Zhanna Slor, a 34-year-old Soviet émigré, is far from being religious, as are many contemporary Russian Jews. Yet she writes about a spectrum of Russian-Jewish identity in her new Milwaukee-set book: “At the End of the World, Turn Left.”
The book is a literary mystery set during the 2008 recession. It weaves together the tale of two immigrant sisters with very different ideas of home.
Masha remembers her childhood in the former USSR, but found her life and heart in Israel’s Orthodox community. Anna, a young artist and student, was only an infant when her family left, but still yearns to find her roots. When Anna is contacted by a stranger from their hometown and then disappears, Masha is called back to Wisconsin to find her, and this search changes the family forever.
An NPR reviewer praised Slor’s novel: “It’s rare to find a debut mystery crafted with such elegance and authenticity, let alone in a place that has been so neglected as a literary location.”
Slor, who lives in Milwaukee, didn’t intend on writing a mystery, but her publisher specialized in them, so her focus changed. The first publisher she connected with produced Jewish titles and that led her to an early draft of exploring modern Jewish identity. “I really wanted to write about this huge variation of people that grew up with no religion at all, that couldn’t find a community for themselves in America, that would move to Israel and become really religious.”

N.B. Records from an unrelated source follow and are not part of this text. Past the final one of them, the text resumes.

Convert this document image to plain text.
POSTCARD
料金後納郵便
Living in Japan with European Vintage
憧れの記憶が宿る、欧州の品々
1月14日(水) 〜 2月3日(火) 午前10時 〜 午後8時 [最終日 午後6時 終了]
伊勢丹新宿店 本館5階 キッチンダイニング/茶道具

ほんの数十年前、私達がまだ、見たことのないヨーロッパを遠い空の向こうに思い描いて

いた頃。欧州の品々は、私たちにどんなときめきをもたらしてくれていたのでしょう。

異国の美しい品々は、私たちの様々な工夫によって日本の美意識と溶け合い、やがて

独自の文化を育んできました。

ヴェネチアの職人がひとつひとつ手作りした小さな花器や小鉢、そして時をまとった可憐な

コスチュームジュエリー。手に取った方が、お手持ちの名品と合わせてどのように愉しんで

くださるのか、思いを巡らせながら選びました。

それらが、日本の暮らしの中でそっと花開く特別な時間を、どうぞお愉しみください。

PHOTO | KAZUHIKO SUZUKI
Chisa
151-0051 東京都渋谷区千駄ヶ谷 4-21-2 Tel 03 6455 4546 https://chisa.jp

Slor set the book in Riverwest, where she lived while attending University of Wisconsin-Milwaukee. “They really don’t have many Jews there or Russians. It’s mostly musicians and artists and hipsters, a culture I really identified with at one point in my life.”
Books about Russian-Jewish immigrants tend to take place in Brooklyn, where they have their own culture, Slor said. “In Milwaukee, you kind of have to adapt because there aren’t that many Russian Jews. So, I wanted to write about all these weird intersections plus Riverwest is also strange. If you don’t feel at home anywhere, I feel that that’s a relatable thing in our modern culture with everybody moving around so much. So, I really wanted to explore these ideas.”
The younger sister Anna is based on herself at age 19, Slor said. “I didn’t have any of the criminal experiences that are mentioned in the book — the plot is totally fiction. But I was a lot like her in college — an artist who didn’t really fit in with her family.”
A mother and wife of an Israeli musician, Slor said she always wanted to be a writer, talking it up as early as the first grade. She attended grad school at DePaul University in Chicago, where she took her love of writing more seriously than at UWM. “At the End of the World, Turn Left” is her third book. The first and second were good practice, she said.
Though she is not religious, Slor said, “I really respect the culture. It’s kind of cool to look at it from afar and I really respect the history. Not looking down upon religion is one of the themes of my book.”